Marion Kaplan : Nous avons été assis l'un à côté de l'autre pendant ce séminaire et je t'ai vu boire tout au long de la matinée une bouteille entière d'eau. Cela m'intrigue. Est-ce vraiment utile de boire autant d'eau ? J'aimerais que tu nous parles de l'hydratation.

Cyrille Claus : Nous sommes constitués d'environ 70 % d'eau et nous devons conserver une hydratation constante. L'eau hydrate nos cellules et contribue à éliminer les déchets organiques. Techniquement pour pouvoir éliminer naturellement le maximum de déchets hydrosolubles il faudrait boire au repos un millilitre d'eau par quart d’heure, par kilo de poids. Imaginons quelqu’un pesant 60 kg, celui-ci devrait boire 6 cl d'eau tous les quart d’heure, ce qui équivaut à ¼ de litre par heure, donc 1 l toutes les 4 heures. 


Cela correspond, sur une journée de 12 heures, à boire 3 litres d’eau. C’est la quantité d’eau dont le corps à besoin pour pouvoir correctement évacuer les déchets fabriqués en permanence par les reins. Cette quantité est valable pour un homme au repos.
Dans cette quantité, je comprends le petit déjeuner, l’eau contenue dans des légumes et les fruits, le thé, le café, les tisanes. Tout est compris.


MK : Mais personne ne va calculer l’eau qu’il y a dans ses haricots verts!

CC : Effectivement. Donc ce que je préconise de façon empirique, c’est sur ces trois litres, calculer au moins la moitié en aliments et boire le reste en eau plate entre les repas.

MK : Entre les repas. Donc si tu bois pendant les repas qu’est-ce qui se passe ?

CC : Cela dilue les sucs digestifs, et l’acide chlorhydrique que tu as dans l’estomac, est beaucoup moins efficace. Donc ton acide chlorhydrique ne va pas pouvoir casser les protéines en acides aminés et activer le pepsinogène en pepsine. Ce sont alors les bactéries de ton microbiote intestinal qui vont devoir le faire à sa place. Cela va entrainer des fermentations, des ballonnements et à terme, favoriser les dysbioses et les colopathies fonctionnelles.

MK : Le fameux SIBO dont on parle, pourrait être aggravé par de la boisson au repas ?

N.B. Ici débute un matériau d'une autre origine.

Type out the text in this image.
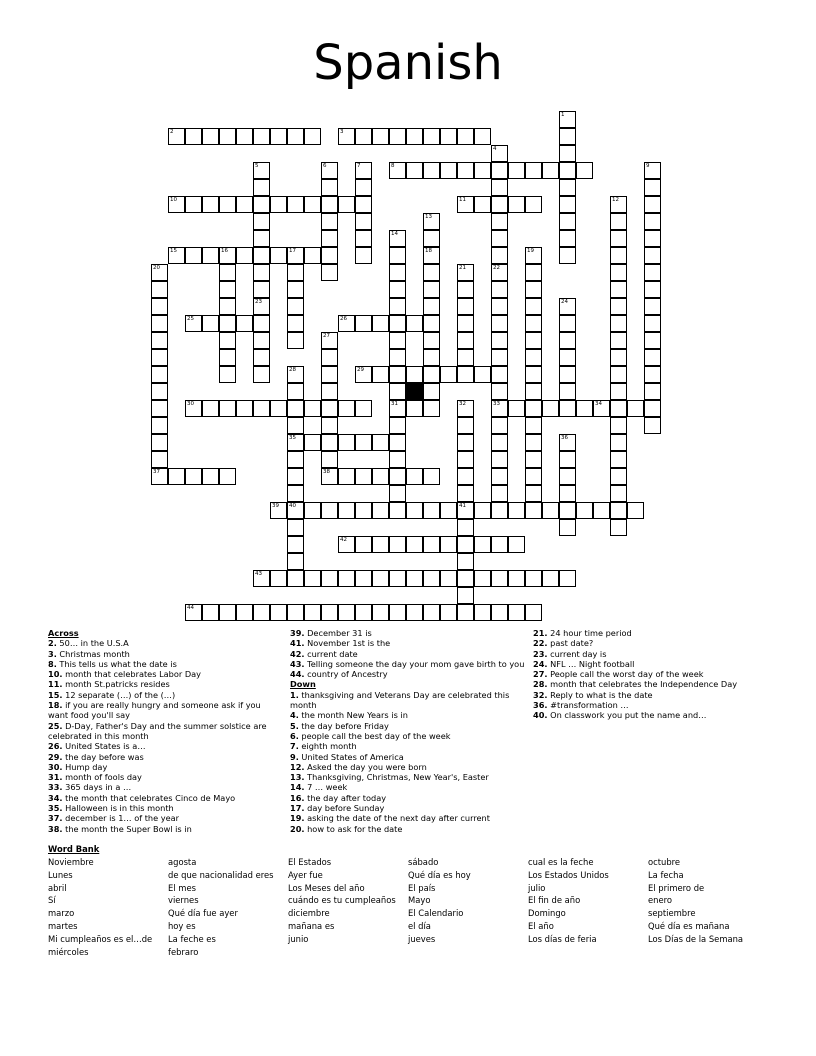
Spanish
1
4
5	6	7	9
12
13
18
14
31
16	17	19
20
37
21	22
33
23	24
27
38
28
35
40
32
41
36
2	3
8
10	11
15
25	26
29
30	34
39
42
43
44
Across
2. 50… in the U.S.A
3. Christmas month
8. This tells us what the date is
10. month that celebrates Labor Day
11. month St.patricks resides
15. 12 separate (…) of the (…)
18. if you are really hungry and someone ask if you want food you'll say
25. D-Day, Father's Day and the summer solstice are celebrated in this month
26. United States is a…
29. the day before was
30. Hump day
31. month of fools day
33. 365 days in a …
34. the month that celebrates Cinco de Mayo
35. Halloween is in this month
37. december is 1… of the year
38. the month the Super Bowl is in
39. December 31 is
41. November 1st is the
42. current date
43. Telling someone the day your mom gave birth to you
44. country of Ancestry
Down
1. thanksgiving and Veterans Day are celebrated this month
4. the month New Years is in
5. the day before Friday
6. people call the best day of the week
7. eighth month
9. United States of America
12. Asked the day you were born
13. Thanksgiving, Christmas, New Year's, Easter
14. 7 … week
16. the day after today
17. day before Sunday
19. asking the date of the next day after current
20. how to ask for the date
21. 24 hour time period
22. past date?
23. current day is
24. NFL … Night football
27. People call the worst day of the week
28. month that celebrates the Independence Day
32. Reply to what is the date
36. #transformation …
40. On classwork you put the name and…
Word Bank
Noviembre
Lunes
abril
Sí
marzo
martes
Mi cumpleaños es el…de
miércoles
agosta
de que nacionalidad eres
El mes
viernes
Qué día fue ayer
hoy es
La feche es
febraro
El Estados
Ayer fue
Los Meses del año
cuándo es tu cumpleaños
diciembre
mañana es
junio
sábado
Qué día es hoy
El país
Mayo
El Calendario
el día
jueves
cual es la feche
Los Estados Unidos
julio
El fin de año
Domingo
El año
Los días de feria
octubre
La fecha
El primero de
enero
septiembre
Qué día es mañana
Los Días de la Semana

CC : Oui, exactement. Au repas, on peut prendre un petit verre de vin rouge, 10 cl, je ne suis pas contre car il contient du resveratrol qui est un très bon antioxydant.

MK : Le vin rouge bio bien sûr, bourré de tanin, on est d’accord.

CC: Cela va de soi.

MK : Pas un rosé ou un blanc.

CC : Non, le vin rosé et le vin blanc entraînent des fermentations intestinales. C'est donc à éviter.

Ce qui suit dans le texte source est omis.